At the end of ­September, M4Lit launched Africa’s first dual-language mobile novel, or m-novel, titled Kontax. Penned by award-winning scriptwriter Sam Wilson of Cape Town-based production and content company Clockwork Zoo, it describes the adventures of a group of graffiti artists in a South African city.

Project leader and ICT specialist Steve Vosloo sees mobile literature as a tool for ­increasing literacy and a love of reading among the youth of the country.

In many areas of South Africa and other ­developing nations, it’s often easier to access a cellphone than the Internet or even a printed book. Teenagers also tend to make use of ­applications like MXit, making an m-novel easy for them to use.

“In South Africa, there is about 10% PC-based Internet connectivity,” Vosloo blogged on Tech Leader last month. “While the number of people with access to cellphones ranges from 60% to 90% (depending on which community you look at), of those phones, a high number are Wap-enabled and can access the internet.”

While Kontax is Africa’s first m-novel, the concept of mobile novels is not new. They evolved from text messaging, and are said to have been started by Japanese women writing about their romantic experiences.

The genre is hugely popular in Japan, with several websites luring authors with cash prizes of up to $100 000 (or R766 316), and ge nerous offers to buy the print publishing rights to their novels.

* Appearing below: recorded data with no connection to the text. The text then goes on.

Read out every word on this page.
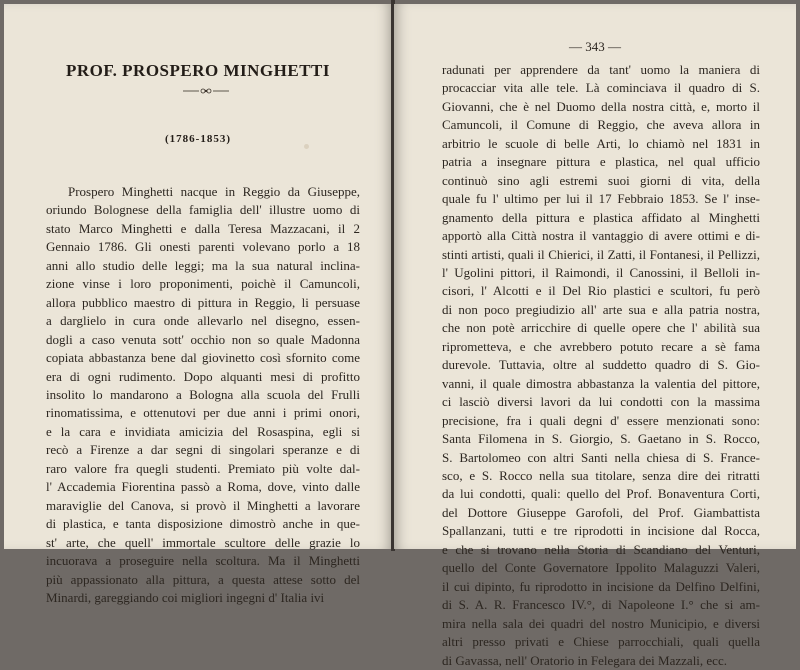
PROF. PROSPERO MINGHETTI
(1786-1853)
Prospero Minghetti nacque in Reggio da Giuseppe,
oriundo Bolognese della famiglia dell' illustre uomo di
stato Marco Minghetti e dalla Teresa Mazzacani, il 2
Gennaio 1786. Gli onesti parenti volevano porlo a 18
anni allo studio delle leggi; ma la sua natural inclina-
zione vinse i loro proponimenti, poichè il Camuncoli,
allora pubblico maestro di pittura in Reggio, li persuase
a darglielo in cura onde allevarlo nel disegno, essen-
dogli a caso venuta sott' occhio non so quale Madonna
copiata abbastanza bene dal giovinetto così sfornito come
era di ogni rudimento. Dopo alquanti mesi di profitto
insolito lo mandarono a Bologna alla scuola del Frulli
rinomatissima, e ottenutovi per due anni i primi onori,
e la cara e invidiata amicizia del Rosaspina, egli si
recò a Firenze a dar segni di singolari speranze e di
raro valore fra quegli studenti. Premiato più volte dal-
l' Accademia Fiorentina passò a Roma, dove, vinto dalle
maraviglie del Canova, si provò il Minghetti a lavorare
di plastica, e tanta disposizione dimostrò anche in que-
st' arte, che quell' immortale scultore delle grazie lo
incuorava a proseguire nella scoltura. Ma il Minghetti
più appassionato alla pittura, a questa attese sotto del
Minardi, gareggiando coi migliori ingegni d' Italia ivi
— 343 —
radunati per apprendere da tant' uomo la maniera di
procacciar vita alle tele. Là cominciava il quadro di S.
Giovanni, che è nel Duomo della nostra città, e, morto il
Camuncoli, il Comune di Reggio, che aveva allora in
arbitrio le scuole di belle Arti, lo chiamò nel 1831 in
patria a insegnare pittura e plastica, nel qual ufficio
continuò sino agli estremi suoi giorni di vita, della
quale fu l' ultimo per lui il 17 Febbraio 1853. Se l' inse-
gnamento della pittura e plastica affidato al Minghetti
apportò alla Città nostra il vantaggio di avere ottimi e di-
stinti artisti, quali il Chierici, il Zatti, il Fontanesi, il Pellizzi,
l' Ugolini pittori, il Raimondi, il Canossini, il Belloli in-
cisori, l' Alcotti e il Del Rio plastici e scultori, fu però
di non poco pregiudizio all' arte sua e alla patria nostra,
che non potè arricchire di quelle opere che l' abilità sua
riprometteva, e che avrebbero potuto recare a sè fama
durevole. Tuttavia, oltre al suddetto quadro di S. Gio-
vanni, il quale dimostra abbastanza la valentia del pittore,
ci lasciò diversi lavori da lui condotti con la massima
precisione, fra i quali degni d' essere menzionati sono:
Santa Filomena in S. Giorgio, S. Gaetano in S. Rocco,
S. Bartolomeo con altri Santi nella chiesa di S. France-
sco, e S. Rocco nella sua titolare, senza dire dei ritratti
da lui condotti, quali: quello del Prof. Bonaventura Corti,
del Dottore Giuseppe Garofoli, del Prof. Giambattista
Spallanzani, tutti e tre riprodotti in incisione dal Rocca,
e che si trovano nella Storia di Scandiano del Venturi,
quello del Conte Governatore Ippolito Malaguzzi Valeri,
il cui dipinto, fu riprodotto in incisione da Delfino Delfini,
di S. A. R. Francesco IV.°, di Napoleone I.° che si am-
mira nella sala dei quadri del nostro Municipio, e diversi
altri presso privati e Chiese parrocchiali, quali quella
di Gavassa, nell' Oratorio in Felegara dei Mazzali, ecc.
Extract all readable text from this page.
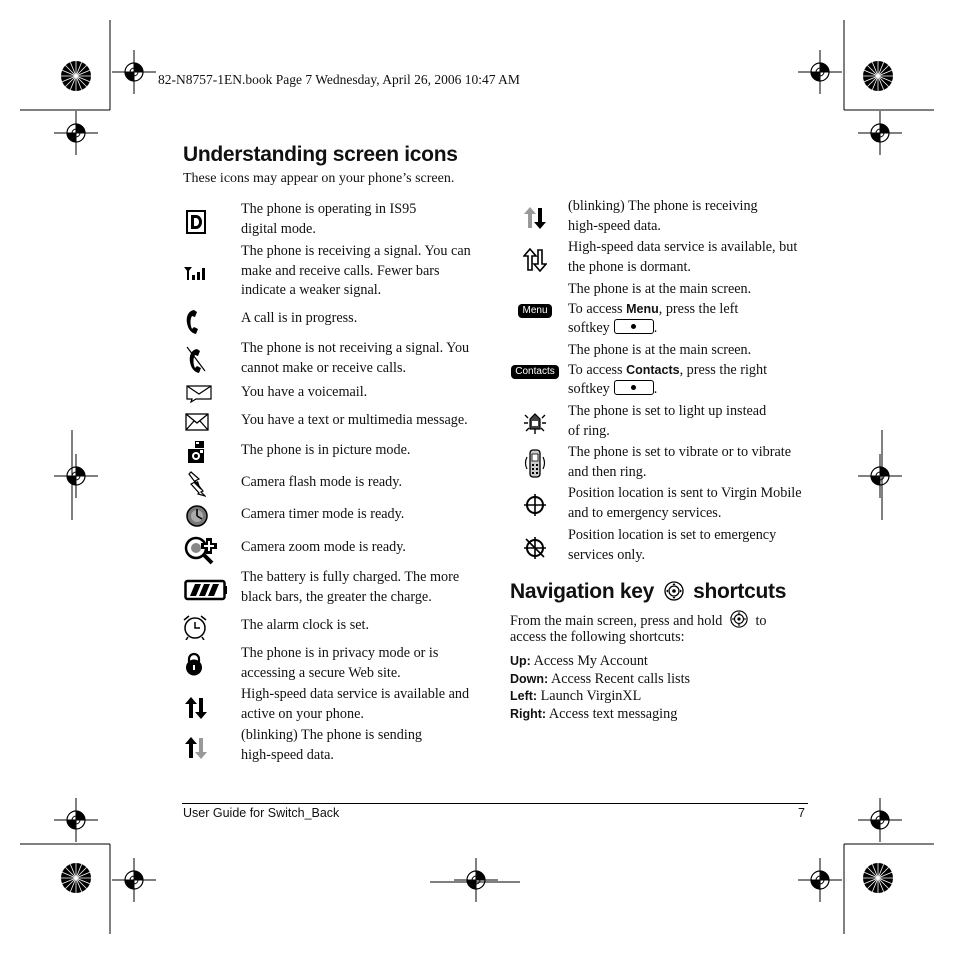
82-N8757-1EN.book Page 7 Wednesday, April 26, 2006 10:47 AM
Understanding screen icons
These icons may appear on your phone’s screen.
The phone is operating in IS95
digital mode.
The phone is receiving a signal. You can
make and receive calls. Fewer bars
indicate a weaker signal.
A call is in progress.
The phone is not receiving a signal. You
cannot make or receive calls.
You have a voicemail.
You have a text or multimedia message.
The phone is in picture mode.
Camera flash mode is ready.
Camera timer mode is ready.
Camera zoom mode is ready.
The battery is fully charged. The more
black bars, the greater the charge.
The alarm clock is set.
The phone is in privacy mode or is
accessing a secure Web site.
High-speed data service is available and
active on your phone.
(blinking) The phone is sending
high-speed data.
(blinking) The phone is receiving
high-speed data.
High-speed data service is available, but
the phone is dormant.
Menu
The phone is at the main screen.
To access Menu, press the left
softkey	.
Contacts
The phone is at the main screen.
To access Contacts, press the right
softkey	.
The phone is set to light up instead
of ring.
The phone is set to vibrate or to vibrate
and then ring.
Position location is sent to Virgin Mobile
and to emergency services.
Position location is set to emergency
services only.
Navigation key shortcuts
From the main screen, press and hold to
access the following shortcuts:
Up: Access My Account
Down: Access Recent calls lists
Left: Launch VirginXL
Right: Access text messaging
User Guide for Switch_Back	7
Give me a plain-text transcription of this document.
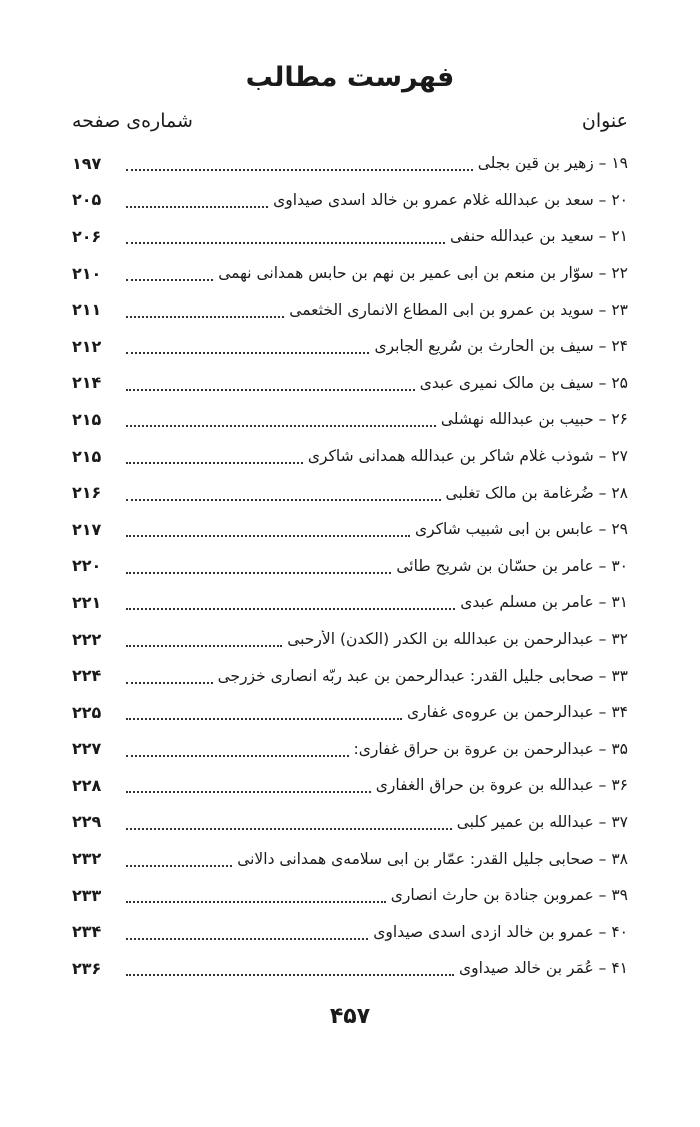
فهرست مطالب
عنوان
شماره‌ی صفحه
۱۹ – زهیر بن قین بجلی
۱۹۷
۲۰ – سعد بن عبدالله غلام عمرو بن خالد اسدی صیداوی
۲۰۵
۲۱ – سعید بن عبدالله حنفی
۲۰۶
۲۲ – سوّار بن منعم بن ابی عمیر بن نهم بن حابس همدانی نهمی
۲۱۰
۲۳ – سوید بن عمرو بن ابی المطاع الانماری الخثعمی
۲۱۱
۲۴ – سیف بن الحارث بن سُریع الجابری
۲۱۲
۲۵ – سیف بن مالک نمیری عبدی
۲۱۴
۲۶ – حبیب بن عبدالله نهشلی
۲۱۵
۲۷ – شوذب غلام شاکر بن عبدالله همدانی شاکری
۲۱۵
۲۸ – ضُرغامة بن مالک تغلبی
۲۱۶
۲۹ – عابس بن ابی شبیب شاکری
۲۱۷
۳۰ – عامر بن حسّان بن شریح طائی
۲۲۰
۳۱ – عامر بن مسلم عبدی
۲۲۱
۳۲ – عبدالرحمن بن عبدالله بن الکدر (الکدن) الأرحبی
۲۲۲
۳۳ – صحابی جلیل القدر: عبدالرحمن بن عبد ربّه انصاری خزرجی
۲۲۴
۳۴ – عبدالرحمن بن عروه‌ی غفاری
۲۲۵
۳۵ – عبدالرحمن بن عروة بن حراق غفاری:
۲۲۷
۳۶ – عبدالله بن عروة بن حراق الغفاری
۲۲۸
۳۷ – عبدالله بن عمیر کلبی
۲۲۹
۳۸ – صحابی جلیل القدر: عمّار بن ابی سلامه‌ی همدانی دالانی
۲۳۲
۳۹ – عمروبن جنادة بن حارث انصاری
۲۳۳
۴۰ – عمرو بن خالد ازدی اسدی صیداوی
۲۳۴
۴۱ – عُمَر بن خالد صیداوی
۲۳۶
۴۵۷
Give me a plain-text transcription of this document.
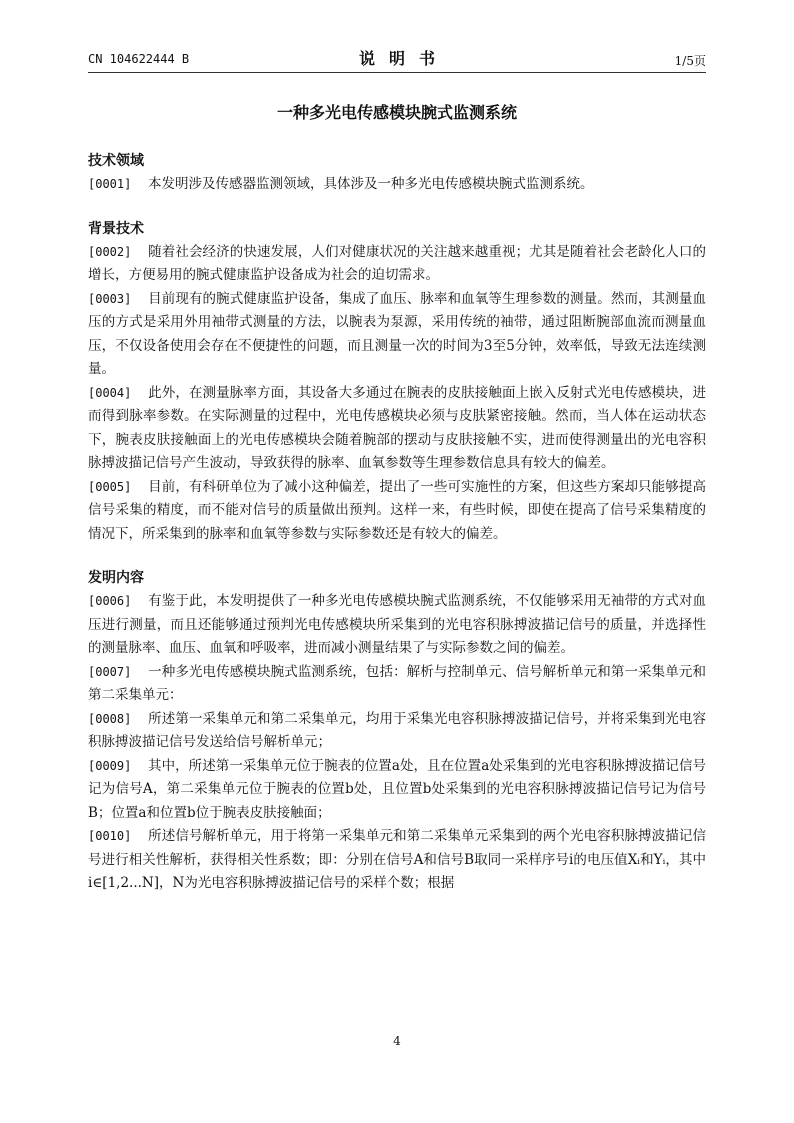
CN 104622444 B	说明书	1/5页
一种多光电传感模块腕式监测系统
技术领域

[0001] 本发明涉及传感器监测领域，具体涉及一种多光电传感模块腕式监测系统。

背景技术

[0002] 随着社会经济的快速发展，人们对健康状况的关注越来越重视；尤其是随着社会老龄化人口的增长，方便易用的腕式健康监护设备成为社会的迫切需求。

[0003] 目前现有的腕式健康监护设备，集成了血压、脉率和血氧等生理参数的测量。然而，其测量血压的方式是采用外用袖带式测量的方法，以腕表为泵源，采用传统的袖带，通过阻断腕部血流而测量血压，不仅设备使用会存在不便捷性的问题，而且测量一次的时间为3至5分钟，效率低，导致无法连续测量。

[0004] 此外，在测量脉率方面，其设备大多通过在腕表的皮肤接触面上嵌入反射式光电传感模块，进而得到脉率参数。在实际测量的过程中，光电传感模块必须与皮肤紧密接触。然而，当人体在运动状态下，腕表皮肤接触面上的光电传感模块会随着腕部的摆动与皮肤接触不实，进而使得测量出的光电容积脉搏波描记信号产生波动，导致获得的脉率、血氧参数等生理参数信息具有较大的偏差。

[0005] 目前，有科研单位为了减小这种偏差，提出了一些可实施性的方案，但这些方案却只能够提高信号采集的精度，而不能对信号的质量做出预判。这样一来，有些时候，即使在提高了信号采集精度的情况下，所采集到的脉率和血氧等参数与实际参数还是有较大的偏差。

发明内容

[0006] 有鉴于此，本发明提供了一种多光电传感模块腕式监测系统，不仅能够采用无袖带的方式对血压进行测量，而且还能够通过预判光电传感模块所采集到的光电容积脉搏波描记信号的质量，并选择性的测量脉率、血压、血氧和呼吸率，进而减小测量结果了与实际参数之间的偏差。

[0007] 一种多光电传感模块腕式监测系统，包括：解析与控制单元、信号解析单元和第一采集单元和第二采集单元：

[0008] 所述第一采集单元和第二采集单元，均用于采集光电容积脉搏波描记信号，并将采集到光电容积脉搏波描记信号发送给信号解析单元；

[0009] 其中，所述第一采集单元位于腕表的位置a处，且在位置a处采集到的光电容积脉搏波描记信号记为信号A，第二采集单元位于腕表的位置b处，且位置b处采集到的光电容积脉搏波描记信号记为信号B；位置a和位置b位于腕表皮肤接触面；

[0010] 所述信号解析单元，用于将第一采集单元和第二采集单元采集到的两个光电容积脉搏波描记信号进行相关性解析，获得相关性系数；即：分别在信号A和信号B取同一采样序号i的电压值Xᵢ和Yᵢ，其中i∈[1,2...N]，N为光电容积脉搏波描记信号的采样个数；根据

4
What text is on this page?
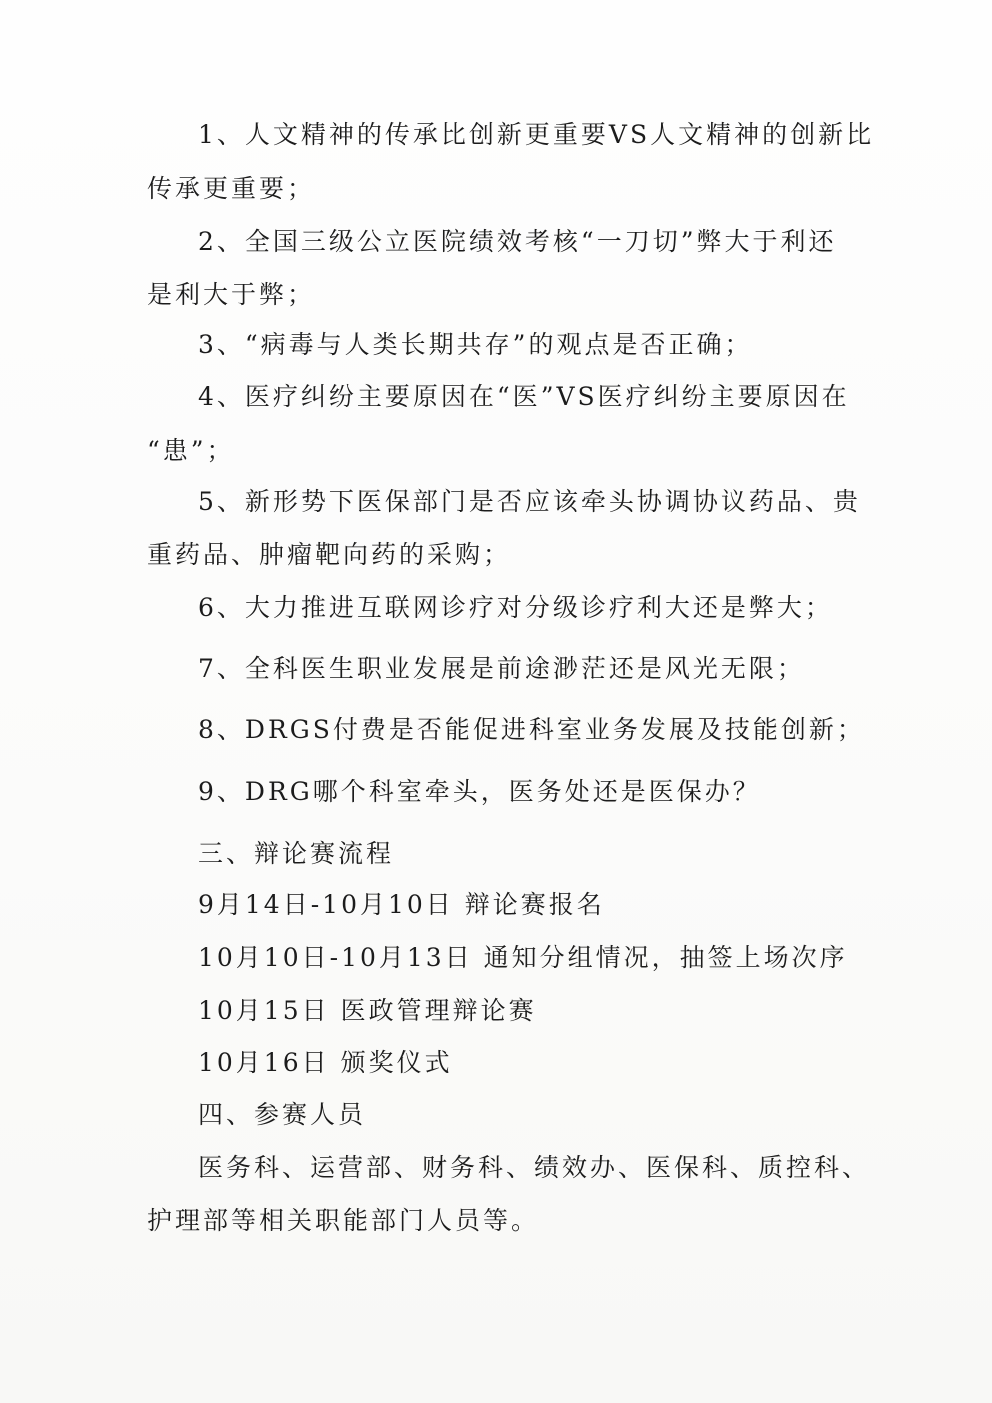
1、人文精神的传承比创新更重要VS人文精神的创新比
传承更重要；
2、全国三级公立医院绩效考核“一刀切”弊大于利还
是利大于弊；
3、“病毒与人类长期共存”的观点是否正确；
4、医疗纠纷主要原因在“医”VS医疗纠纷主要原因在
“患”；
5、新形势下医保部门是否应该牵头协调协议药品、贵
重药品、肿瘤靶向药的采购；
6、大力推进互联网诊疗对分级诊疗利大还是弊大；
7、全科医生职业发展是前途渺茫还是风光无限；
8、DRGS付费是否能促进科室业务发展及技能创新；
9、DRG哪个科室牵头，医务处还是医保办？
三、辩论赛流程
9月14日-10月10日 辩论赛报名
10月10日-10月13日 通知分组情况，抽签上场次序
10月15日 医政管理辩论赛
10月16日 颁奖仪式
四、参赛人员
医务科、运营部、财务科、绩效办、医保科、质控科、
护理部等相关职能部门人员等。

In 2008, six of the 10 bestselling books in Japan ­began life on the tiny screen.

“We know that Japanese m-novels are very popular and for South Africa, this is the beginning of more to come,” said Vosloo.

To encourage young people to keep reading Kontax, M4Lit opted for a serial-release format, ­issuing one 400-word chapter every day over a period of three weeks, ensuring that young readers would come back for more. They also encouraged interaction and discussion of the plot through polls and comments, with the best comment from each day’s release winning ­airtime.

At the end of three weeks, registered readers were invited to submit their ideas for a Kontax sequel. This competition runs until November 20, and has a grand prize of R2 000 airtime, as well as two runner-up prizes of R1 000 and R500 worth of airtime, respectively.

Kontax is available to download from the website http://kontax.mobi/index.php in English and Xhosa. It can be accessed for free, ­although a once-off fee of R1,50 is charged when registering via cellphone. Those who don’t have Wap-enabled cellphones can still read the novel on the website.

Kontax: So, what’s the story about?

Kontax is essentially a mystery involving the four-member Kontax graffiti team of Sbu, K8 (Kate), Songezwa and Airtime. Each person plays an important role in the team, bringing strengths of vision, training, technique and creativity.

Graffiti is their life and they practise their craft wherever and whenever they can (and even where they shouldn’t).

At a party Sbu meets a mysterious girl who then ­disappears, leaving only her ­cellphone. Attempts to trace her prove fruitless, as her cellphone contact list offers no help at all.

The team senses danger but presses on, and eventually the characters find themselves in the middle of a ­kidnap drama. — Supplied by Shuttleworth Foundation, ­Creative Commons Attribution Share Alike 2.5 South Africa.